Resources, community assist seniors during extreme heat

Print
Email
|

by Brian Farrell, 13News Now

WVEC.com

Posted on June 19, 2014 at 5:46 AM

Updated Thursday, Jun 19 at 9:05 AM

PORTSMOUTH -- Each day, every day, 94 senior citizens get a telephone call from someone with Elder Watch, a program overseen by the Portsmouth Sheriff's Office.
 
"This time of year, for you and I, it may feel unbearable. For them, it really is, because when the humidity goes up, it's like they're breathing water," noted Captain Lee Cherry with the sheriff's office. "With the heat problem and all of this going on, it's critical we stay in touch with 'em and know what's going on with 'em."
 
If a volunteer making the daily well-being check by phone cannot reach one of the seniors enrolled in Elder Watch, a deputy will go to that person's home.
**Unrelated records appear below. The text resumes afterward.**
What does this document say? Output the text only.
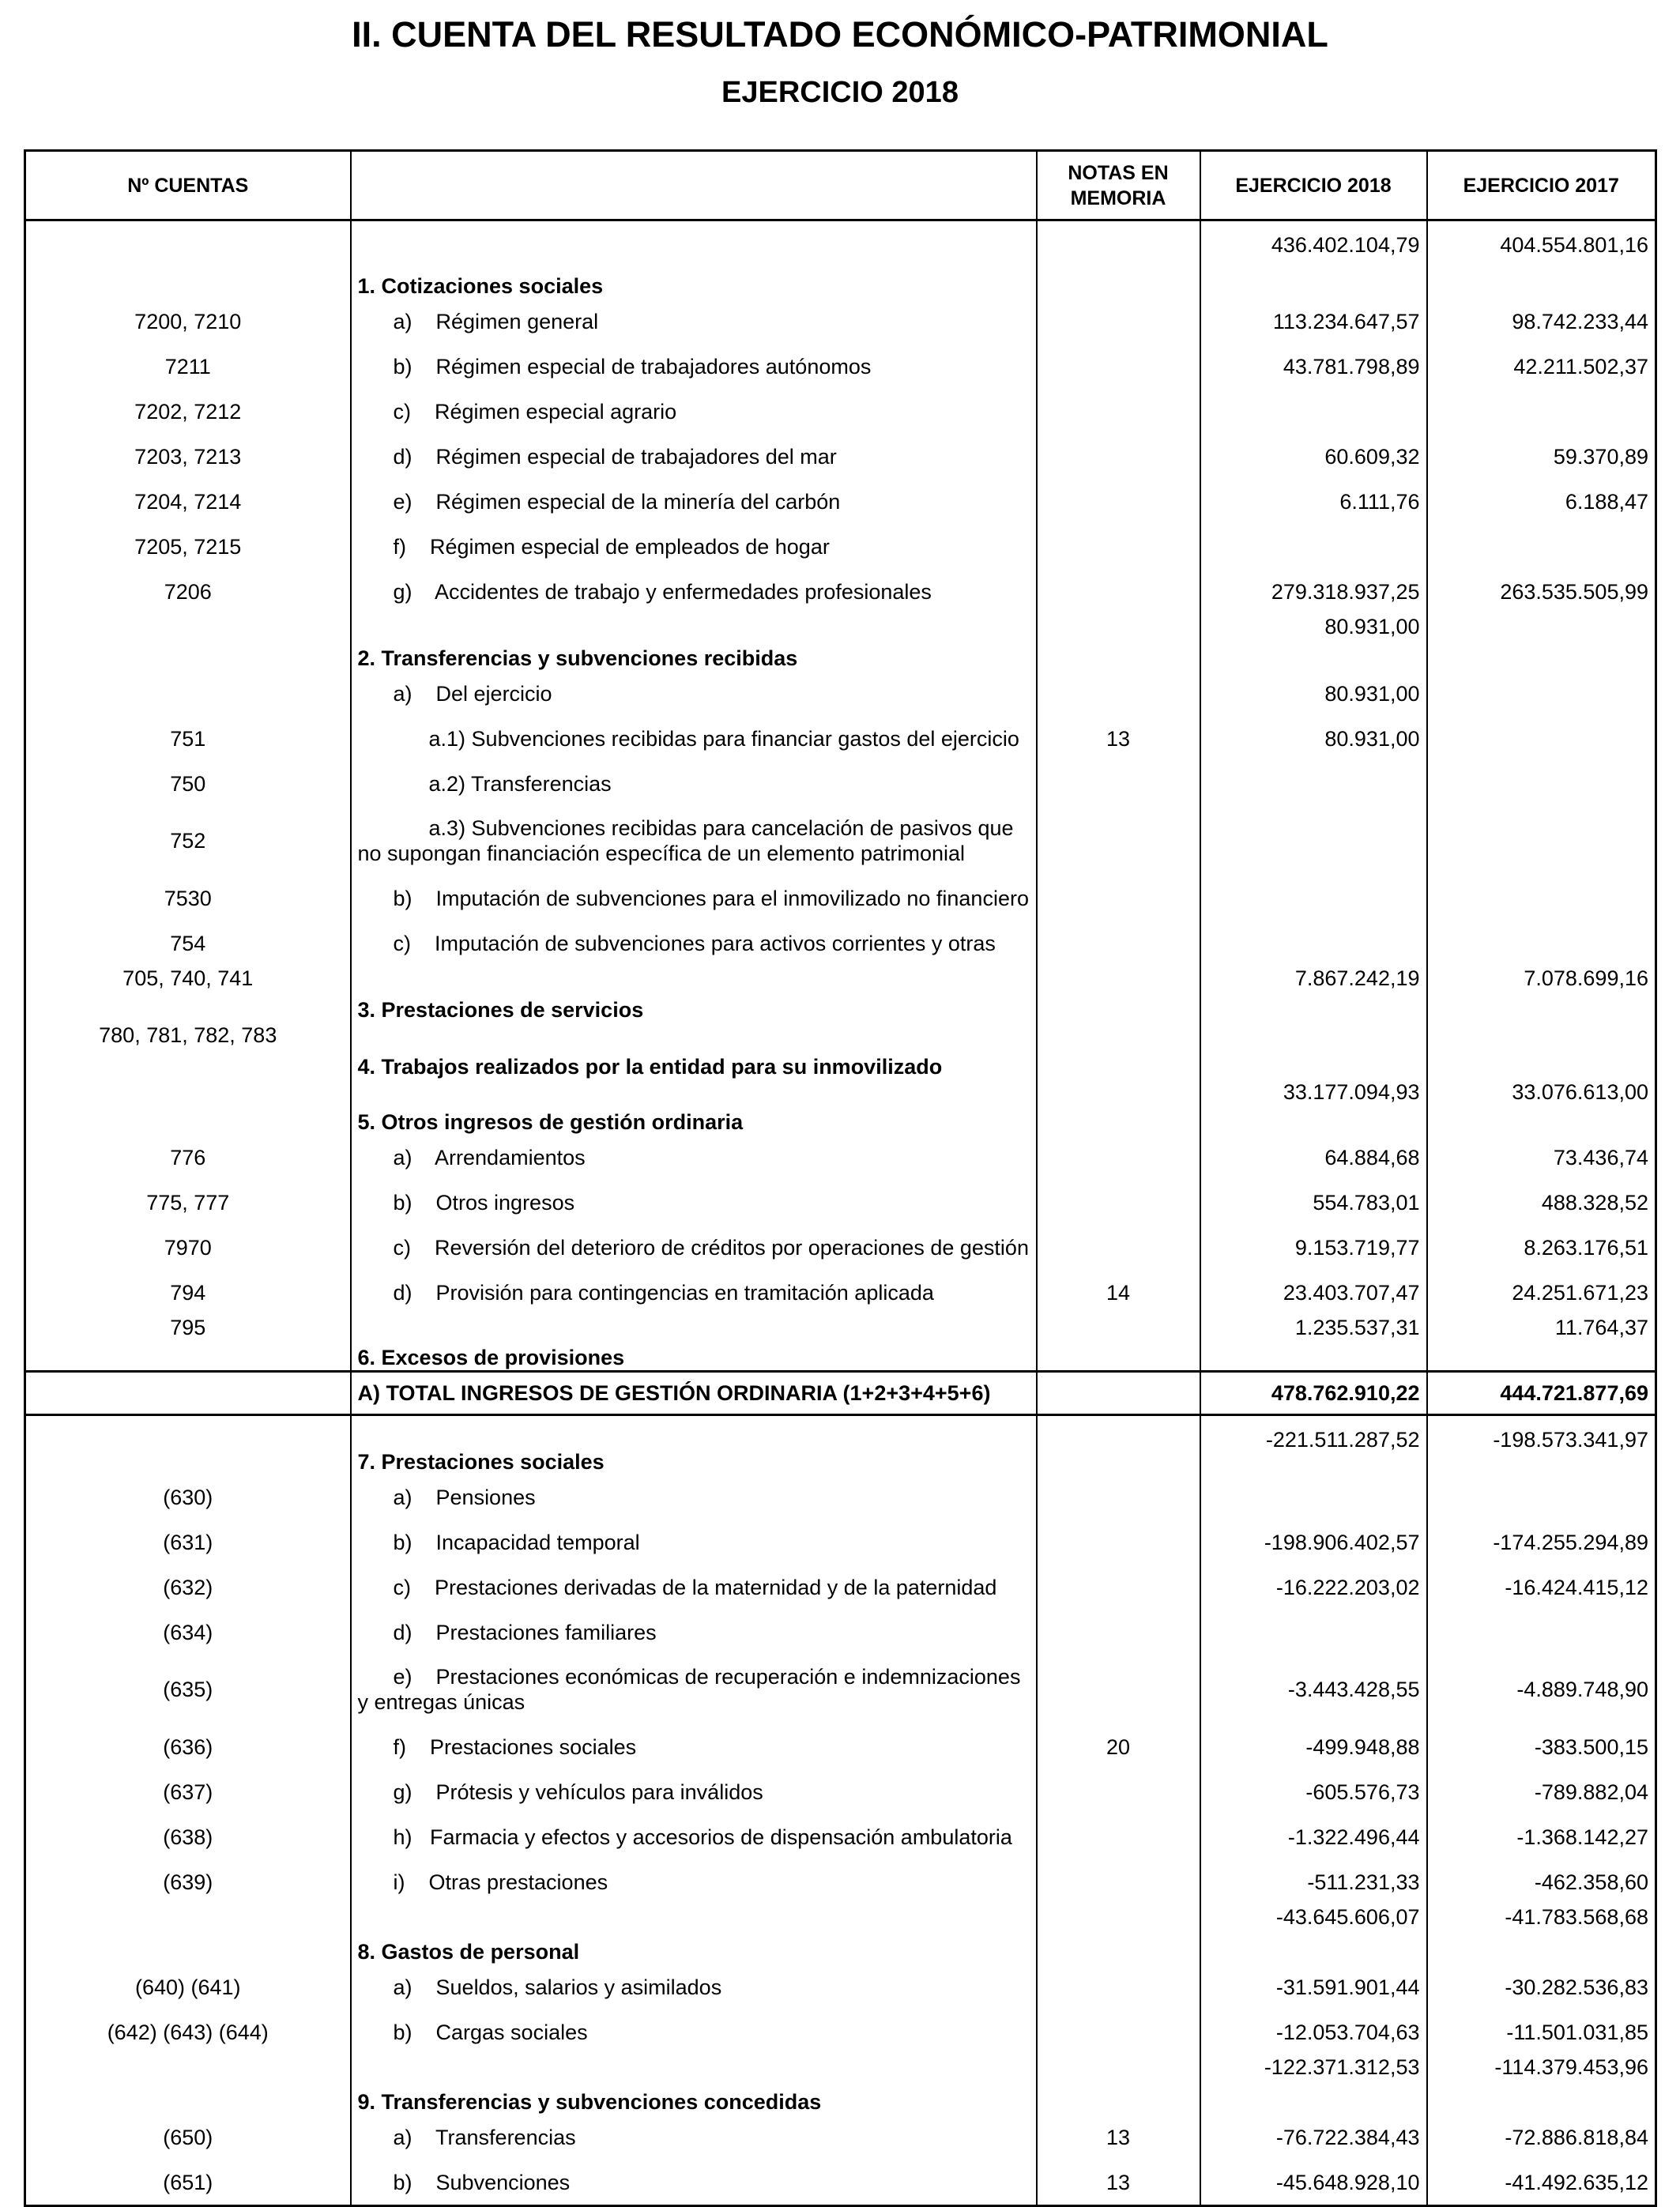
II. CUENTA DEL RESULTADO ECONÓMICO-PATRIMONIAL
EJERCICIO 2018
Nº CUENTAS		NOTAS EN
MEMORIA	EJERCICIO 2018	EJERCICIO 2017

	1. Cotizaciones sociales		436.402.104,79	404.554.801,16
7200, 7210	a)    Régimen general		113.234.647,57	98.742.233,44
7211	b)    Régimen especial de trabajadores autónomos		43.781.798,89	42.211.502,37
7202, 7212	c)    Régimen especial agrario			
7203, 7213	d)    Régimen especial de trabajadores del mar		60.609,32	59.370,89
7204, 7214	e)    Régimen especial de la minería del carbón		6.111,76	6.188,47
7205, 7215	f)    Régimen especial de empleados de hogar			
7206	g)    Accidentes de trabajo y enfermedades profesionales		279.318.937,25	263.535.505,99
	2. Transferencias y subvenciones recibidas		80.931,00	
	a)    Del ejercicio		80.931,00	
751	a.1) Subvenciones recibidas para financiar gastos del ejercicio	13	80.931,00	
750	a.2) Transferencias			
752	a.3) Subvenciones recibidas para cancelación de pasivos que no supongan financiación específica de un elemento patrimonial			
7530	b)    Imputación de subvenciones para el inmovilizado no financiero			
754	c)    Imputación de subvenciones para activos corrientes y otras			
705, 740, 741	3. Prestaciones de servicios		7.867.242,19	7.078.699,16
780, 781, 782, 783	4. Trabajos realizados por la entidad para su inmovilizado			
	5. Otros ingresos de gestión ordinaria		33.177.094,93	33.076.613,00
776	a)    Arrendamientos		64.884,68	73.436,74
775, 777	b)    Otros ingresos		554.783,01	488.328,52
7970	c)    Reversión del deterioro de créditos por operaciones de gestión		9.153.719,77	8.263.176,51
794	d)    Provisión para contingencias en tramitación aplicada	14	23.403.707,47	24.251.671,23
795	6. Excesos de provisiones		1.235.537,31	11.764,37
	A) TOTAL INGRESOS DE GESTIÓN ORDINARIA (1+2+3+4+5+6)		478.762.910,22	444.721.877,69

	7. Prestaciones sociales		-221.511.287,52	-198.573.341,97
(630)	a)    Pensiones			
(631)	b)    Incapacidad temporal		-198.906.402,57	-174.255.294,89
(632)	c)    Prestaciones derivadas de la maternidad y de la paternidad		-16.222.203,02	-16.424.415,12
(634)	d)    Prestaciones familiares			
(635)	e)    Prestaciones económicas de recuperación e indemnizaciones y entregas únicas		-3.443.428,55	-4.889.748,90
(636)	f)    Prestaciones sociales	20	-499.948,88	-383.500,15
(637)	g)    Prótesis y vehículos para inválidos		-605.576,73	-789.882,04
(638)	h)   Farmacia y efectos y accesorios de dispensación ambulatoria		-1.322.496,44	-1.368.142,27
(639)	i)    Otras prestaciones		-511.231,33	-462.358,60
	8. Gastos de personal		-43.645.606,07	-41.783.568,68
(640) (641)	a)    Sueldos, salarios y asimilados		-31.591.901,44	-30.282.536,83
(642) (643) (644)	b)    Cargas sociales		-12.053.704,63	-11.501.031,85
	9. Transferencias y subvenciones concedidas		-122.371.312,53	-114.379.453,96
(650)	a)    Transferencias	13	-76.722.384,43	-72.886.818,84
(651)	b)    Subvenciones	13	-45.648.928,10	-41.492.635,12
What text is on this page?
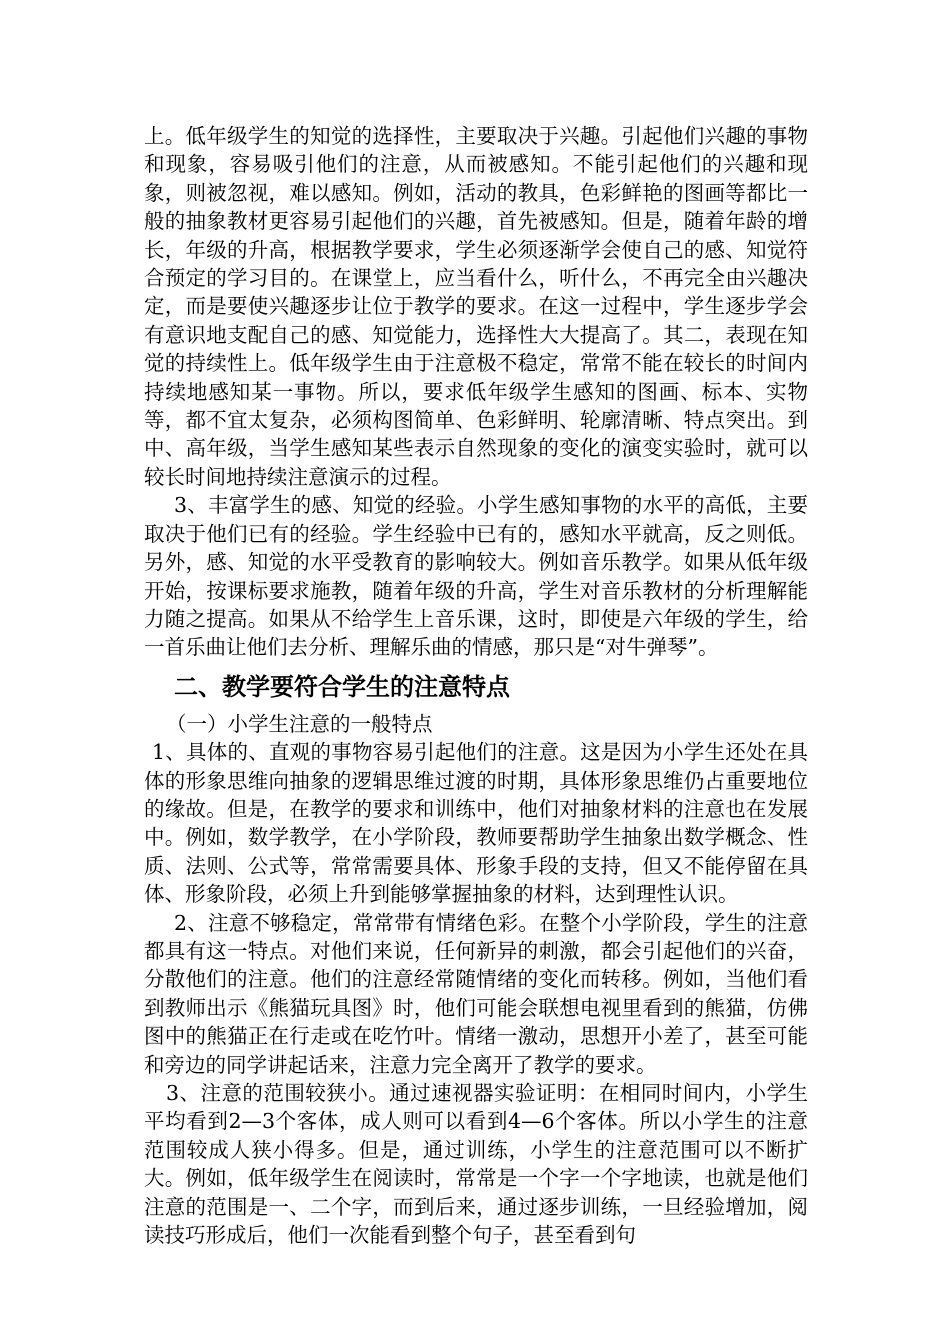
上。低年级学生的知觉的选择性，主要取决于兴趣。引起他们兴趣的事物和现象，容易吸引他们的注意，从而被感知。不能引起他们的兴趣和现象，则被忽视，难以感知。例如，活动的教具，色彩鲜艳的图画等都比一般的抽象教材更容易引起他们的兴趣，首先被感知。但是，随着年龄的增长，年级的升高，根据教学要求，学生必须逐渐学会使自己的感、知觉符合预定的学习目的。在课堂上，应当看什么，听什么，不再完全由兴趣决定，而是要使兴趣逐步让位于教学的要求。在这一过程中，学生逐步学会有意识地支配自己的感、知觉能力，选择性大大提高了。其二，表现在知觉的持续性上。低年级学生由于注意极不稳定，常常不能在较长的时间内持续地感知某一事物。所以，要求低年级学生感知的图画、标本、实物等，都不宜太复杂，必须构图简单、色彩鲜明、轮廓清晰、特点突出。到中、高年级，当学生感知某些表示自然现象的变化的演变实验时，就可以较长时间地持续注意演示的过程。

3、丰富学生的感、知觉的经验。小学生感知事物的水平的高低，主要取决于他们已有的经验。学生经验中已有的，感知水平就高，反之则低。另外，感、知觉的水平受教育的影响较大。例如音乐教学。如果从低年级开始，按课标要求施教，随着年级的升高，学生对音乐教材的分析理解能力随之提高。如果从不给学生上音乐课，这时，即使是六年级的学生，给一首乐曲让他们去分析、理解乐曲的情感，那只是“对牛弹琴”。

二、教学要符合学生的注意特点

（一）小学生注意的一般特点

1、具体的、直观的事物容易引起他们的注意。这是因为小学生还处在具体的形象思维向抽象的逻辑思维过渡的时期，具体形象思维仍占重要地位的缘故。但是，在教学的要求和训练中，他们对抽象材料的注意也在发展中。例如，数学教学，在小学阶段，教师要帮助学生抽象出数学概念、性质、法则、公式等，常常需要具体、形象手段的支持，但又不能停留在具体、形象阶段，必须上升到能够掌握抽象的材料，达到理性认识。

2、注意不够稳定，常常带有情绪色彩。在整个小学阶段，学生的注意都具有这一特点。对他们来说，任何新异的刺激，都会引起他们的兴奋，分散他们的注意。他们的注意经常随情绪的变化而转移。例如，当他们看到教师出示《熊猫玩具图》时，他们可能会联想电视里看到的熊猫，仿佛图中的熊猫正在行走或在吃竹叶。情绪一激动，思想开小差了，甚至可能和旁边的同学讲起话来，注意力完全离开了教学的要求。

3、注意的范围较狭小。通过速视器实验证明：在相同时间内，小学生平均看到2—3个客体，成人则可以看到4—6个客体。所以小学生的注意范围较成人狭小得多。但是，通过训练，小学生的注意范围可以不断扩大。例如，低年级学生在阅读时，常常是一个字一个字地读，也就是他们注意的范围是一、二个字，而到后来，通过逐步训练，一旦经验增加，阅读技巧形成后，他们一次能看到整个句子，甚至看到句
The calls also identify issues that could put seniors' health and/or lives in danger.
 
"If we find that power's been cut off for some reason, we'll try and deal with the power company. If the air conditioning is going out, we can support 'em with a portable air conditioner on a temporary basis. We have air chillers we can put in there. We have fans we put in there," Cherry told 13News Now.
 
"One of the dangers with the elderly at this time of year is that, if they like to sit outside on their porch, is the danger of falling asleep in the heat and not waking up, you know, in time, and, then, an emergency situation occurs," explained Debbie Schwartz, Director of Development and Community Relations at Senior Services of Southeastern Virginia.
 
The group, which supports seniors in South Hampton Roads and their families, tries to ensure clients stay out of the worst of the heat and humidity, that they stay hydrated, and that they know to call for medical help at the first sign of trouble.
 
"Limit your physical activity, especially if you're frail elderly," recommended Schwartz. "If you are active elderly and you feel like you have to walk like you do every day, go walk inside the mall where it's air conditioned."
 
If air conditioning is available at home, Schwartz said, ideally, seniors, ideally should make use of it. Fans would be the next best option. Many summers, Senior Services has been able to provide fans to people.
 
"In past years, we have had fans. We've had donations of fans from air conditioning companies," said Schwartz. "This year, no one has stepped forward. If there's anybody out there that wants to donate fans to us or a local sheriff's department, you know, we all coordinated needs."
 
"You get so concerned about, 'It's hot. My house is hot. I'm tired of fighting the heat,' that they forget that there are other people out there that are really suffering," Cherry said. "What we're trying to do is to look after those folks, but we all have to do it."